L’associazione di cittadini prende il codice e denuncia l’irregolarità di gran parte dei parcheggi a pagamento distribuiti in diverse aree della città.

Franco Pica, presidente dell’associazione Il Cancello, chiede, a nome di tutti i cittadini che dell’associazione fanno parte, che vengano ripristinati la legalità e l’osservanza del codice della strada invitando il comandante della polizia municipale Aragona, il sindaco Emili, il questore ed il prefetto, ad impegnarsi al più presto affinché «nel Comune di Rieti venga ripristinata l’osservanza del Codice della Strada, in particolar modo i commi 1 e 6 dell’articolo 7». Codici che parlano chiaramente di divieto di istituire parcheggi, sia a pagamento che a sosta libera all’interno della carreggiata. «Cosa – sottolinea Pica – che il Comune di Rieti ha invece puntualmente fatto in Via Nuova, Via della Ripresa, Via del Vignola, Via Garibaldi, Via T. Varrone, Via di Mezzo, Via San Liberatore, Via dei Pini, Via Borsellino, Piazza Bachelet, Via delle Ortensie e Via delle Orchidee».

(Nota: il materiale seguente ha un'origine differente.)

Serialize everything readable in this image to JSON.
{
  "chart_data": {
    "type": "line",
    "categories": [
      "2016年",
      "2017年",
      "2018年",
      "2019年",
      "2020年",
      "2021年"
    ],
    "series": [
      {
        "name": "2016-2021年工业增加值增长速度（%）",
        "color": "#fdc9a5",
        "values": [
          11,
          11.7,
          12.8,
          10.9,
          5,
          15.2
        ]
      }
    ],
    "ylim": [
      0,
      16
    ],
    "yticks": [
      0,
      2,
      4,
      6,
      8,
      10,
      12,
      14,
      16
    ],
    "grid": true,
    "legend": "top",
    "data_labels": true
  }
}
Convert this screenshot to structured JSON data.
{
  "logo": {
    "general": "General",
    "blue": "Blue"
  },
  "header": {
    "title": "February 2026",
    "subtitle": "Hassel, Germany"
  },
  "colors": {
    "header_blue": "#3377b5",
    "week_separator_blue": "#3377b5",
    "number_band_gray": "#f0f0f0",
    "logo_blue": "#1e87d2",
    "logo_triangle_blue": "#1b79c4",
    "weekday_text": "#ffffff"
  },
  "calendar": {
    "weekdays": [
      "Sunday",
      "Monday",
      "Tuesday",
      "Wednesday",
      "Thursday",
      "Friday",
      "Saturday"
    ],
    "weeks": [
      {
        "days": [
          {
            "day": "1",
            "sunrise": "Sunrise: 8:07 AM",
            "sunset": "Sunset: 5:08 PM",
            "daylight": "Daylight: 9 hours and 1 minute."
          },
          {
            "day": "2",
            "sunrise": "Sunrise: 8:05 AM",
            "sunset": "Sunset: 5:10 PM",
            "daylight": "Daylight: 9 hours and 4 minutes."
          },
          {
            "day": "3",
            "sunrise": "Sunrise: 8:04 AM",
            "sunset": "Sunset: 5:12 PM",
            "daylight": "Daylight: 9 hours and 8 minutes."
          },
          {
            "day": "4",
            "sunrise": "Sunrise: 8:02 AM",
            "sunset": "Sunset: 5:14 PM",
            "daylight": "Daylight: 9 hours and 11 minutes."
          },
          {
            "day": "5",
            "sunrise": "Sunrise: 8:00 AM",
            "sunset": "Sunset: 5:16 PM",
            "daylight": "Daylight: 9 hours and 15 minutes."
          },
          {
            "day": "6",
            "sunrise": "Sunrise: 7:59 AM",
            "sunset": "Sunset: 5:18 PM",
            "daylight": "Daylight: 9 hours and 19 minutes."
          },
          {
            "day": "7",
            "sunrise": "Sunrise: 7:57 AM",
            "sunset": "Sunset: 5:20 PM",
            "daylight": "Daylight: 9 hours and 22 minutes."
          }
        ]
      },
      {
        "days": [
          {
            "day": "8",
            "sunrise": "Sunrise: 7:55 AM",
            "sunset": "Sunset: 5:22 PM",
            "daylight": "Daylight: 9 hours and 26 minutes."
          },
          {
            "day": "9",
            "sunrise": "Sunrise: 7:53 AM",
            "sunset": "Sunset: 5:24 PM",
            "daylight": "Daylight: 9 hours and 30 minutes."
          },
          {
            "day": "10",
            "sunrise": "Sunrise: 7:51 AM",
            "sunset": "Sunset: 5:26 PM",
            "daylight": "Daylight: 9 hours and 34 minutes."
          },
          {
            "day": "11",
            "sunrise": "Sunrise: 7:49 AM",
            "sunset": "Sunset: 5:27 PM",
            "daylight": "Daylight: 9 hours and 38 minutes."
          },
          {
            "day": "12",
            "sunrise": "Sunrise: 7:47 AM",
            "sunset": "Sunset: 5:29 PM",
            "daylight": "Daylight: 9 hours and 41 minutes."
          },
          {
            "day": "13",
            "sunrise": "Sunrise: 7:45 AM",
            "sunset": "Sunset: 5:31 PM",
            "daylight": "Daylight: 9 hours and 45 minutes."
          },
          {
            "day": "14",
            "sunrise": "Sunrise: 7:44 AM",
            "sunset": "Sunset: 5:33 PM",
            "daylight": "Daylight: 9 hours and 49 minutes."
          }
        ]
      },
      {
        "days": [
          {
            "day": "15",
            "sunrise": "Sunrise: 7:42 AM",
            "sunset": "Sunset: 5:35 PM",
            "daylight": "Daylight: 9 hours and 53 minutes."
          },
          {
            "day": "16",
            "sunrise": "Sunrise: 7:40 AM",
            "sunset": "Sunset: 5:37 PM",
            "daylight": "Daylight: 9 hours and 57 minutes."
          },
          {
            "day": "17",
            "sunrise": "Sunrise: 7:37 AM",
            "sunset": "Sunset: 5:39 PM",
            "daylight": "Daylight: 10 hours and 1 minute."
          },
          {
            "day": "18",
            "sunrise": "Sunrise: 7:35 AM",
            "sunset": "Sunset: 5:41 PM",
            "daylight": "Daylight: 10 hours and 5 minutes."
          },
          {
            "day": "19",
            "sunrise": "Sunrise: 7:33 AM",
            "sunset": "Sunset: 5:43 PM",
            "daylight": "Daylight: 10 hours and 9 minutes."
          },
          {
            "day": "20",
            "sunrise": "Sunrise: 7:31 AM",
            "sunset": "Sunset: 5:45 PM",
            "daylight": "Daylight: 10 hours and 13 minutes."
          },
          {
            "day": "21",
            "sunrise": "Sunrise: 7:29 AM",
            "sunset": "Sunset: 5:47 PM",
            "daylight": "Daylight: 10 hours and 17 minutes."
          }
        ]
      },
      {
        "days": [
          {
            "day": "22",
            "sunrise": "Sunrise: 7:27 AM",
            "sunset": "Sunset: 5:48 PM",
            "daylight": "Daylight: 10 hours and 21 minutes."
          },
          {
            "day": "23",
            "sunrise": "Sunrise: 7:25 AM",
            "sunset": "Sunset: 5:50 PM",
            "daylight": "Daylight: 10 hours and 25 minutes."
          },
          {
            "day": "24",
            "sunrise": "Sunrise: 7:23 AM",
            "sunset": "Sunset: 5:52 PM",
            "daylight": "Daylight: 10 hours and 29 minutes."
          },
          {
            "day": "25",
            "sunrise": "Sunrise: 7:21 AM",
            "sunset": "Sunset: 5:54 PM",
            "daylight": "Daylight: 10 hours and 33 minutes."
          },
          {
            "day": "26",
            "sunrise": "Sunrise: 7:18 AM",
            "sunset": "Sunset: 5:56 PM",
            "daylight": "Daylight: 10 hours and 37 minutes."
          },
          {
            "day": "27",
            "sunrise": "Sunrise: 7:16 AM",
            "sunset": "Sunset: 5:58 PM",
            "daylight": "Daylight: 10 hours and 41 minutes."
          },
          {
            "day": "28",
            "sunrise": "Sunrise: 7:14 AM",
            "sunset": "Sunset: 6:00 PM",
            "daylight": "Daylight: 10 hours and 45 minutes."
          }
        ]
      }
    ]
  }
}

Ci sono però, secondo Il Cancello, anche «altre strade dove si verifica la stessa condizione di illegalità». Un altro punto poco chiaro, anzi, per certi versi chiarissimo, è quello relativo al comma 8, sempre dell’articolo 7 del codice della strada, dove si dice che: “Qualora il comune assuma l’esercizio diretto del parcheggio con custodia, lo dia in concessione o disponga l’installazione dei dispositivi di controllo di durata della sosta di cui al comma 1, lettera f), su parte della stessa area o su altra parte nelle immediate vicinanze, deve riservare una adeguata area destinata a parcheggio rispettivamente senza custodia o senza dispositivi di controllo di durata della sosta”.

«Quest’obbligo – spiega il presidente dell’associazione – non è rispettato, soprattutto nella zona di Città Giardino, quindi fuori dalla ZTL, dove i parcheggi a striscia blu sono preponderanti. Non comprendiamo come questo sia stato possibile nel più totale silenzio delle istituzioni. Per questo auspichiamo in un tempestivo intervento che possa risolvere e chiarire la situazione».